Mark Van Stone has been drawing letters for thirty years. His in-depth studies of written forms began seriously in university, where he recreated Babylonian cuneiform tablets and Celtic manuscripts, leading to a six-month fellowship in 1972 to libraries in Ireland and England, where his education really began. Writing led to carving, and ten years later he studied ivory netsuke carving in Japan for half a year. In between, he built astronomy experiments, worked as a disk jockey, studied massage, drummed and sang in a string of rock bands, and crisscrossed America and Canada teaching calligraphy workshops. He is a bridge between the scholarly world and the craft, teaching paleographers how their manuscripts were made, and teaching calligraphers the historical context of our art.
He is a gifted teacher. For this reason he has taught at more calligraphy conventions than any other individual. In 1988, he won a Guggenheim Fellowship for work on a History of Calligraphy, for which he traveled around the world, photographing written forms in twenty countries. He has since taught classes in Australia, New Zealand, Japan, Italy, Ireland, England, Belgium, France, Germany, Netherlands, and Greece and continues to lead intensive two-week calligraphy seminars in Europe every summer. He has mounted expeditions to the jungles of Central America, where he photographed Maya inscriptions for a book on the history of Calligraphy. His work has been exhibited from Tokyo to Anchorage to Iceland to Moscow, and he just returned from presenting a scholarly paper at the new Alexandria Library in Egypt.

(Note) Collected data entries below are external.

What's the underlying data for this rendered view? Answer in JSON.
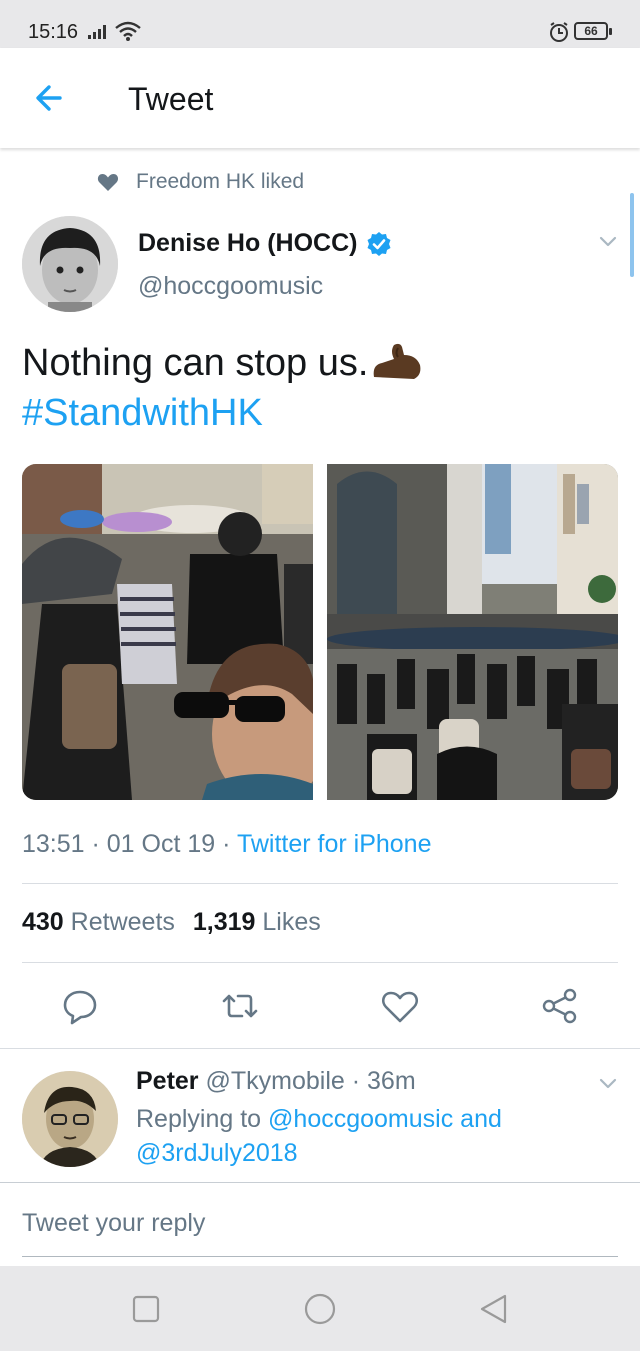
{
  "status_bar": {
    "time": "15:16",
    "battery": "66"
  },
  "app_bar": {
    "title": "Tweet"
  },
  "tweet": {
    "social_context": "Freedom HK liked",
    "author_name": "Denise Ho (HOCC)",
    "author_handle": "@hoccgoomusic",
    "text": "Nothing can stop us.",
    "hashtag": "#StandwithHK",
    "timestamp": "13:51 · 01 Oct 19 · ",
    "source": "Twitter for iPhone",
    "retweets_count": "430",
    "retweets_label": "Retweets",
    "likes_count": "1,319",
    "likes_label": "Likes"
  },
  "reply": {
    "author_name": "Peter",
    "author_handle_time": "@Tkymobile · 36m",
    "replying_prefix": "Replying to ",
    "replying_to_1": "@hoccgoomusic",
    "replying_joiner": " and",
    "replying_to_2": "@3rdJuly2018"
  },
  "compose": {
    "placeholder": "Tweet your reply"
  },
  "colors": {
    "accent": "#1da1f2",
    "secondary_text": "#657786",
    "primary_text": "#14171a"
  },
  "icons": {
    "back": "arrow-left-icon",
    "liked": "heart-filled-icon",
    "verified": "verified-badge-icon",
    "menu": "chevron-down-icon",
    "reply": "reply-bubble-icon",
    "retweet": "retweet-icon",
    "like": "heart-outline-icon",
    "share": "share-icon"
  }
}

His work has been published in Upper and lower case, Modern Scribes & Lettering Artists II, The Calligrapher's Project Book, Calligraphy Review, and Fine Homebuilding, and in 2001 he co-authored Reading the Maya Glyphs with Michael Coe; his role there consisted mainly in calligraphing over 2000 hieroglyphic illustrations. He is presently Professor of Art History at Southwestern College in Chula Vista, California, whose library carries a 168-foot-long sandblasted facade of repeated Maya Hieroglyphs which he designed. Calling himself "an incurable dilettante," he has executed written forms with stone-age tools and computers, with pens, reeds, clay, chisels, sandblasting, spray paint, and sparklers.